Although the book is not representative of the general population--89% of women interviewed were Caucasian and 69% attended college--some common threads are explored. They include daughters' fear of dying at the same age as their mothers, feeling anxiety on the anniversary of death, fear of abandoning their children by death, feeling a void, and fear of future losses. The majority of women interviewed by Edelman called their mother's death the central defining event in their lives.

After Edelman's book appeared, support groups formed spontaneously in Los Angeles, New York, Portland, Ore., Salt Lake City, St. Paul, Minn., and Atlanta, following Edelman's book readings.

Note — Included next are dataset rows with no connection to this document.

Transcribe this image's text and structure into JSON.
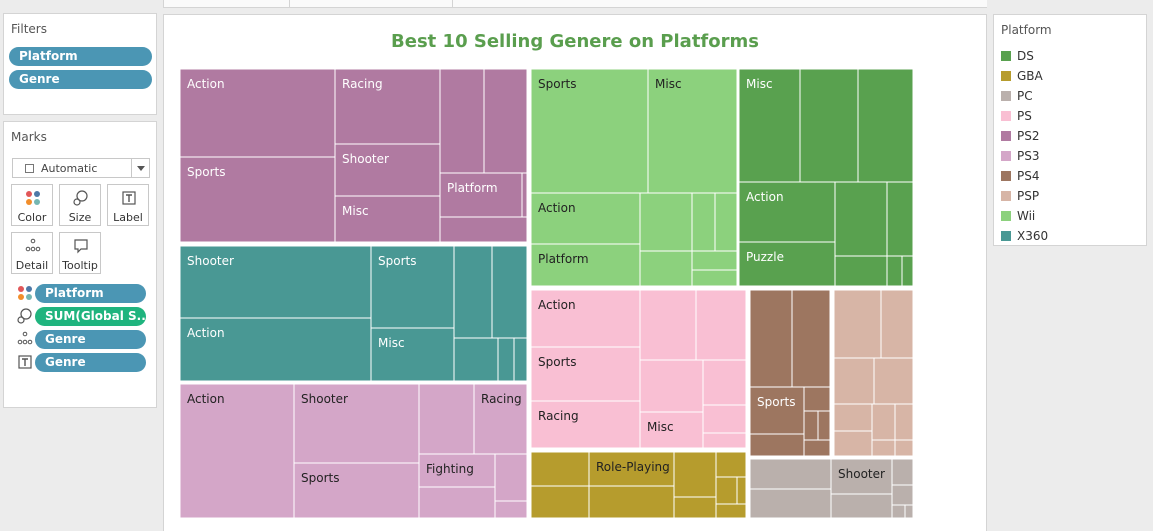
{
  "filters": {
    "title": "Filters",
    "pills": [
      "Platform",
      "Genre"
    ]
  },
  "marks": {
    "title": "Marks",
    "mark_type": "Automatic",
    "buttons": [
      "Color",
      "Size",
      "Label",
      "Detail",
      "Tooltip"
    ],
    "shelf": [
      {
        "icon": "color-dots-icon",
        "field": "Platform",
        "color": "#4b96b4"
      },
      {
        "icon": "size-icon",
        "field": "SUM(Global S..",
        "color": "#1fb47e"
      },
      {
        "icon": "detail-icon",
        "field": "Genre",
        "color": "#4b96b4"
      },
      {
        "icon": "label-icon",
        "field": "Genre",
        "color": "#4b96b4"
      }
    ]
  },
  "viz": {
    "title": "Best 10 Selling Genere on Platforms"
  },
  "legend": {
    "title": "Platform",
    "items": [
      {
        "name": "DS",
        "color": "#59a14f"
      },
      {
        "name": "GBA",
        "color": "#b69c2d"
      },
      {
        "name": "PC",
        "color": "#bab0ac"
      },
      {
        "name": "PS",
        "color": "#f9bfd3"
      },
      {
        "name": "PS2",
        "color": "#b07aa1"
      },
      {
        "name": "PS3",
        "color": "#d4a6c8"
      },
      {
        "name": "PS4",
        "color": "#9d7660"
      },
      {
        "name": "PSP",
        "color": "#d7b5a6"
      },
      {
        "name": "Wii",
        "color": "#8cd17d"
      },
      {
        "name": "X360",
        "color": "#499894"
      }
    ]
  },
  "treemap_labels": {
    "ps2": [
      "Action",
      "Racing",
      "Sports",
      "Shooter",
      "Platform",
      "Misc"
    ],
    "x360": [
      "Shooter",
      "Sports",
      "Action",
      "Misc"
    ],
    "ps3": [
      "Action",
      "Shooter",
      "Racing",
      "Sports",
      "Fighting"
    ],
    "wii": [
      "Sports",
      "Misc",
      "Action",
      "Platform"
    ],
    "ds": [
      "Misc",
      "Action",
      "Puzzle"
    ],
    "ps": [
      "Action",
      "Sports",
      "Racing",
      "Misc"
    ],
    "gba": [
      "Role-Playing"
    ],
    "ps4": [
      "Sports"
    ],
    "pc": [
      "Shooter"
    ]
  }
}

Lorraine Janeway, a counselor in the Portland area, said response was so overwhelming that she formed separate groups in various parts of the city.

And because motherless daughters feel alone in their experience, support groups are valuable for the solace of shared experience and the "mitigation of feelings of isolation," said Worden, a Newport Beach-based psychologist who wrote "Grief Counseling & Grief Therapy" (Springer Publishing Co. N.Y., 1982.)

The early loss of a mother can overwhelm some women for many years. A few women interviewed for this article said they felt so embarrassed and stigmatized by their mothers' deaths that they couldn't talk about it publicly. Others said they had postponed mourning for up to 20 years--until the pain of not mourning overwhelmed them and bulldozed its way into their consciousness.

Edelman writes that the daughter's age, the quality of the mother-daughter relationship, the way grieving is handled, the interdependence of siblings and what kind of mother substitute attachments are made afterward affect the impact of a mother's death.

Stephanie Schlanger, 40, was 17 when her mother died in a car crash.

"She died at a bad time, right at the time when I hated my mother," said Schlanger, who teaches literature and composition at a community college in Santa Fe, N.M.

"The night she died, she came to my dorm and gave me a blanket with a note, saying 'Thought you might need this.' I don't think I have ever gotten over the guilt. I feel like I have spent my whole life just coping," she said. "I never got to apologize. I was convinced I wouldn't live past 38, her death age. So when I did . . . it was a milestone."

Worden said that guilt and fear of dying at the same age of a parent is fairly common among the motherless women in his practice.